Often people don’t consume enough fiber in their diet because they focus too much on protein and fat and shy away from all the vegetables to avoid carbohydrates – this is yet another problem without proper meal planning (check out this Keto calculator). The symptoms include hard stools, cramping, or constipation. To alleviate this consume more low-carb veggies (avocados, leafy greens, broccoli, and cauliflower).

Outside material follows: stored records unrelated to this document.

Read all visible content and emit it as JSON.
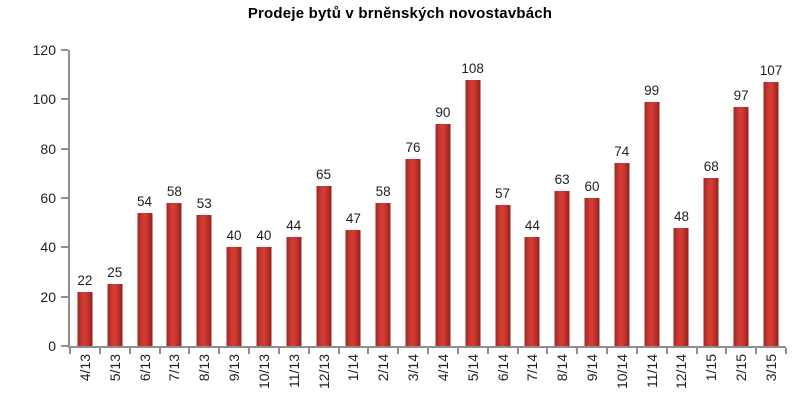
{
  "chart_data": {
    "type": "bar",
    "title": "Prodeje bytů v brněnských novostavbách",
    "xlabel": "",
    "ylabel": "",
    "categories": [
      "4/13",
      "5/13",
      "6/13",
      "7/13",
      "8/13",
      "9/13",
      "10/13",
      "11/13",
      "12/13",
      "1/14",
      "2/14",
      "3/14",
      "4/14",
      "5/14",
      "6/14",
      "7/14",
      "8/14",
      "9/14",
      "10/14",
      "11/14",
      "12/14",
      "1/15",
      "2/15",
      "3/15"
    ],
    "values": [
      22,
      25,
      54,
      58,
      53,
      40,
      40,
      44,
      65,
      47,
      58,
      76,
      90,
      108,
      57,
      44,
      63,
      60,
      74,
      99,
      48,
      68,
      97,
      107
    ],
    "ylim": [
      0,
      120
    ],
    "y_ticks": [
      0,
      20,
      40,
      60,
      80,
      100,
      120
    ],
    "grid": false,
    "legend_position": "none",
    "data_labels": true,
    "colors": {
      "bar_gradient": [
        "#9b2823",
        "#c93732",
        "#d63d35",
        "#bc2f29",
        "#8f211c"
      ],
      "axis": "#8e8e8e",
      "text": "#1f1f1f",
      "title": "#000000",
      "background": "#ffffff"
    }
  }
}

7 – Adjust your carb intake

We each have unique macronutrient requirements based on your height, weight, age, activity level, and so on. So if you’re taking in 25 grams of carbs a day and feeling the Keto flu, try adding another 10 or 15 grams to your diet and see what happens. Continue adjusting your carb intake until you find your own personal sweet spot. A Keto meal planning calculator is very helpful and figuring out a good starting point for you based on your own statistics and weight goal.

8 – Rest up

The correct amount of sleep is vitally important to your well-being regardless of your diet, or lack of one. To beat the Keto flu, get some extra rest. Take a nap during the day if you can. Go to bed 30 minutes to an hour earlier than you usually do, go even earlier if an extra hour isn’t enough.

Remember, it’s normal to have any, or all, of the Keto flu symptoms. Don’t quit. Follow these tips and you’ll quickly feel the benefits of a Keto diet in their entirety.